In one aspect, the fluid flow line 286 may be configured to allow relatively slow flow rate of the fluid from chamber 272 into chamber 274, thereby causing the pad to retract relatively slowly. As an example, the extension rate of the pad 250 may be set so that the pad 250 extends from the fully retracted position to a fully extended position over a few seconds while it retracts from the fully extended position to the fully retracted position over one or several minutes or longer (such as between 2-5 minutes). It will be noted, that any suitable rate may be set for the extension and retraction of the pad 250. In one aspect, the device 260 is a passive device that adjusts the extension and retraction of a pad based on or in response to the force or pressure applied on the pad 250.

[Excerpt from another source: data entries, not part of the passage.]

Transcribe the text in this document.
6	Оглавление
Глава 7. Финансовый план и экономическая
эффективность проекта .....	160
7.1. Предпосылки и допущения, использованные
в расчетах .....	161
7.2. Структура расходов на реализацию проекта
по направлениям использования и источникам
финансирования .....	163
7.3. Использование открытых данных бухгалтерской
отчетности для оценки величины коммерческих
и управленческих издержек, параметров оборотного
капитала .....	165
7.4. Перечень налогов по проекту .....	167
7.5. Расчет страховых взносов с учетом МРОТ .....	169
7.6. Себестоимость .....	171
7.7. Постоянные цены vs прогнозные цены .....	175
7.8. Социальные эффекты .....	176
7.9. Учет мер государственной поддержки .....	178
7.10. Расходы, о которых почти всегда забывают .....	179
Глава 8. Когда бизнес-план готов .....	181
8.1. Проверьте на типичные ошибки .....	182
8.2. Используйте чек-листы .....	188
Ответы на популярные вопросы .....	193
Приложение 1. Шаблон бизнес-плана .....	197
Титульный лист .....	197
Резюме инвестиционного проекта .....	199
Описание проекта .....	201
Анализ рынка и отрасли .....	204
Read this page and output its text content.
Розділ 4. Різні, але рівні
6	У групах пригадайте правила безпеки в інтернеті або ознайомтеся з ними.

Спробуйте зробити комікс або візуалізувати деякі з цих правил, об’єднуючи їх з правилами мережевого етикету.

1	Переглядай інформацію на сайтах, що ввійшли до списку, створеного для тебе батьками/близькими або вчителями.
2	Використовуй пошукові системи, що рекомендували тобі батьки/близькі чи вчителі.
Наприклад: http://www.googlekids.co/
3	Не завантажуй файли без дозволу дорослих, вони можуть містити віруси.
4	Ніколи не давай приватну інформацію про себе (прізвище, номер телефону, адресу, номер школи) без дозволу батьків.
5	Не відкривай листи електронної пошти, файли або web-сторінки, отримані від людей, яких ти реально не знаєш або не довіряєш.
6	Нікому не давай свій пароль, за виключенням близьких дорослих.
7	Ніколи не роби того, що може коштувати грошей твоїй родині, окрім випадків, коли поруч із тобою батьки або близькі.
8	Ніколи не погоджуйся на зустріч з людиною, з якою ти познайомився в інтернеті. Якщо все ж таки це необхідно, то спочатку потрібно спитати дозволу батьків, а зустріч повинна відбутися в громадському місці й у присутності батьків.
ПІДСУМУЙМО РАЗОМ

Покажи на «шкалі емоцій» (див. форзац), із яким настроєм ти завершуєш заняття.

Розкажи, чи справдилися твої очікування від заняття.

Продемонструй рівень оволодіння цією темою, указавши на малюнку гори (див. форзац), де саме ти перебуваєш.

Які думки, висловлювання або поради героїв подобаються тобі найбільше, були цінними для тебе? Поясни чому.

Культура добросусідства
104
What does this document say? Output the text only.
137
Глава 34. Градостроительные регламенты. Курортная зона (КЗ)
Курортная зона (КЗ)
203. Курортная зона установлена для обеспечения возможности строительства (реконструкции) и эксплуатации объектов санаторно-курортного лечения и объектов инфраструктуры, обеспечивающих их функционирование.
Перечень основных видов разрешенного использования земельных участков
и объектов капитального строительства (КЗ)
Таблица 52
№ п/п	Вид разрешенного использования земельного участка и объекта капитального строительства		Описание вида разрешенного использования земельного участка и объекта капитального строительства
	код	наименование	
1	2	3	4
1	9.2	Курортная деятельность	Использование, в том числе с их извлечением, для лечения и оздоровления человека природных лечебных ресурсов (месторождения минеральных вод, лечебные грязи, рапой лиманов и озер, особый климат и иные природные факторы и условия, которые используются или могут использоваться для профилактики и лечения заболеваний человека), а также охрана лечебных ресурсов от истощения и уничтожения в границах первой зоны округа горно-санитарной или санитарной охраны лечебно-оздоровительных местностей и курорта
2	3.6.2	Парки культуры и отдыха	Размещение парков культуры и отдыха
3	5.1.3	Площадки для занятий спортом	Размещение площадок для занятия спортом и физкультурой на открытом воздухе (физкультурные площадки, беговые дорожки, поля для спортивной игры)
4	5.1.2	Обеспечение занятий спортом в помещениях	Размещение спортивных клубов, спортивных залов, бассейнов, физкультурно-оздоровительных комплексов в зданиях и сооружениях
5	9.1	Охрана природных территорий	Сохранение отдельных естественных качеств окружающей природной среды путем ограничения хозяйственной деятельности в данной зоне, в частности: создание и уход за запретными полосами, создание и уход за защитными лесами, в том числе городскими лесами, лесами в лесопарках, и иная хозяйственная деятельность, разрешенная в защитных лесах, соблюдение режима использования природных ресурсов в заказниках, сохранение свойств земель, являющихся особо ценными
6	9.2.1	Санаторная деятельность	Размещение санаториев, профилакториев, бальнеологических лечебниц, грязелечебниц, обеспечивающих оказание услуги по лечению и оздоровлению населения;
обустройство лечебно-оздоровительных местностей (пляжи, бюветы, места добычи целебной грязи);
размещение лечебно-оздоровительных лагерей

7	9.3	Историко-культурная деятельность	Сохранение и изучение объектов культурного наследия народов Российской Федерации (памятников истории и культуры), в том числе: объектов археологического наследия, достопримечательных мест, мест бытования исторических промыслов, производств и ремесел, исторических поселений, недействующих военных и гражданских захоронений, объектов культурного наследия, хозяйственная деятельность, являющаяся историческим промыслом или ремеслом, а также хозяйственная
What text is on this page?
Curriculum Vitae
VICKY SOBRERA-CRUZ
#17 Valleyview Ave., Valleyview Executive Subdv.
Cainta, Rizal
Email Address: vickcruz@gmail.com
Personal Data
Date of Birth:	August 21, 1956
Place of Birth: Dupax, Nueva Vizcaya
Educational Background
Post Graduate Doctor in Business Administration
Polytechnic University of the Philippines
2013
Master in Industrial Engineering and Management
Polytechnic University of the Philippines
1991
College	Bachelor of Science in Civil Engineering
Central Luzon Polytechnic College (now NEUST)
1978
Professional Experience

FIG. 3 shows an alternative rate control device 300. The device 300 includes a fluid chamber 370 divided by a double acting piston 380 into a first chamber 372 and a second chamber 374. The chambers 372 and 374 are filled with a hydraulic fluid 378. A first fluid flow line 382 and an associated flow control device 385 allow the fluid 378 to flow from chamber 374 to chamber 372 at a first flow rate and a fluid flow line 386 and an associated flow control device 387 allow the fluid 378 to flow from the chamber 372 to chamber 374 at a second rate. The piston 380 is connected to a force transfer device 390 that includes a piston 392 in a chamber 394. The chamber 394 contains a hydraulic fluid 395, which is in fluid communication with a pad 350. In one aspect, the pad 350 may be placed in a chamber 352, which chamber is in fluid communication with the fluid 395 in chamber 394. When the biasing device 384 moves the piston 380 outward, it moves the piston 392 outward and into the chamber 394. Piston 392 expels fluid 395 from chamber 394 into the chamber 352, which extends the pad 350. When a force is applied on to the pad 350, it pushes the fluid in chamber 352 into chamber 394, which applies a force onto the piston 380. The rate of the movement of the piston 380 is controlled by the flow of the fluid through the fluid flow line 386 and flow control device 387. In the particular configuration shown in FIG. 3, the rate control device 300 is not directly connected to the pad 350, which enables isolation of the device 300 from the pad 350 and allows it to be located at any desired location in the drill bit, as described in reference to FIGS. 5-6. In another aspect, the pad 350 may be directly connected to a cutter 399 or an end of the pad 350 may be made as a cutter. In this configuration, the cutter 399 acts both as a cutter and an extendable and a retractable pad.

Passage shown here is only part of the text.